Während das Top-Modell Audi Q4 e-tron quattro Performance jetzt mit bis zu 185 kW laden kann, reduziert sich die Ladeleistung bei der hinterradgetriebenen Performance-Variante sowie beim Standard-Quattro auf 165 kW. Die Basisvariante des Q4 lädt mit immerhin 160 kW an geeigneten DC-Ladestationen.
Erstmals V2X beim Audi Q4 e-tron
Beim Thema bidirektionales Laden hat der VW-Konzern inzwischen klar nachgelegt: Auch der Q4 e-tron erhält, wie der ID.3 Neo, von Anfang an eine Vehicle-to-X-Funktion (V2X). Damit sind zunächst Anwendungen wie Vehicle-to-Load möglich; perspektivisch soll an einer passenden Wallbox auch Vehicle-to-Home unterstützt werden.
Wichtig ist jedoch ein genauer Blick in den Bestellprozess: V2X gehört nicht zur Serienausstattung, sondern ist an ein Paket gebunden. Zwar kann die Funktion später freigeschaltet werden, die zusätzliche 230-Volt-Steckdose im Kofferraum hingegen nicht - sie ist ausschließlich über das Gepäckraumpaket bestellbar.
Neues Fahrwerk und mehr Zugkraft
Etwas später im Jahr werden wir sicherlich noch feststellen, wie sich der neue Audi Q4 e-tron fährt. Zumindest beim Fototermin wurde uns aber schon angekündigt, dass auch die Fahrwerksingenieure nicht untätig waren. Der Q4 soll durch eine Abstimmung der optionalen Verstelldämpfer noch deutlicher zwischen Komfort und Sport unterscheiden können, wobei der Fokus auf eine etwas dynamischere Auslegung lag.
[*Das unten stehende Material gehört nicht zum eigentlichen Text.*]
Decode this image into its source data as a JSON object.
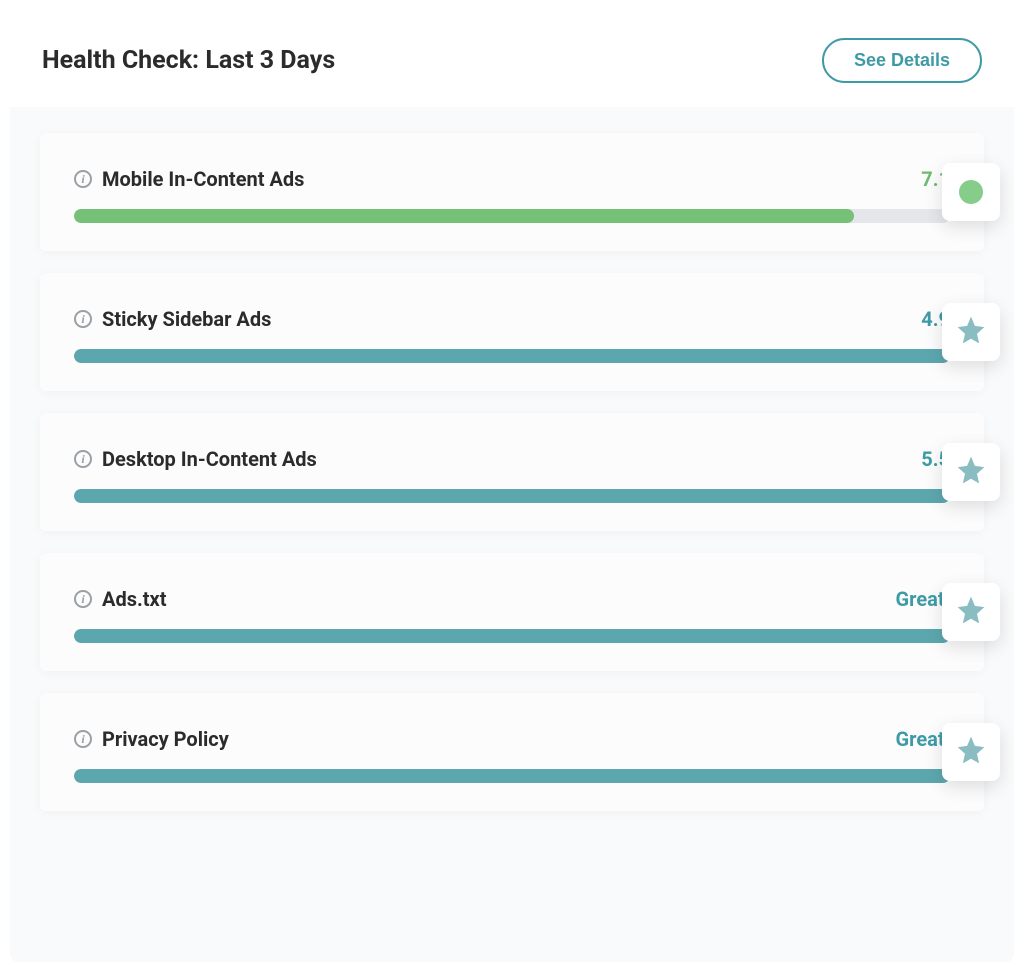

Wesentlich wichtiger dürfte für viele das Thema Kofferraumvolumen und Anhängelast sein. Die Quattro-Modelle des Q4 dürfen von nun an satte 400 Kilogramm mehr und damit bis zu 1,8 Tonnen ziehen. Beim Kofferraum bleibt weiterhin das SUV die praktischere Lösung - 515 bis maximal 1.487 Liter passen hinein.
Erstes Fazit und Preise
Unterm Strich zeigt sich auch beim neuen Audi Q4 e-tron, dass die Ingolstädter wieder stärker auf ihre Kunden hören. Das wird besonders am klar strukturierten Bedienkonzept und dem erkennbaren Anspruch deutlich, die Materialqualität im Innenraum zu verbessern. Die Einführung von V2X hingegen war längst überfällig - idealerweise sollte diese Funktion serienmäßig freigeschaltet sein. Preislich wird auch der geliftete Audi Q4 e-tron erwartungsgemäß nicht zum Schnäppchen: Zum Marktstart im Mai 2026 beginnt das Q4 SUV bei 47.500 Euro, während der Q4 Sportback nochmals 1.950 Euro mehr kostet. Die ersten Fahrzeuge sollen im Laufe des Juli an die Kunden ausgeliefert werden. (Text: Thomas Vogelhuber | Bilder: Hersteller)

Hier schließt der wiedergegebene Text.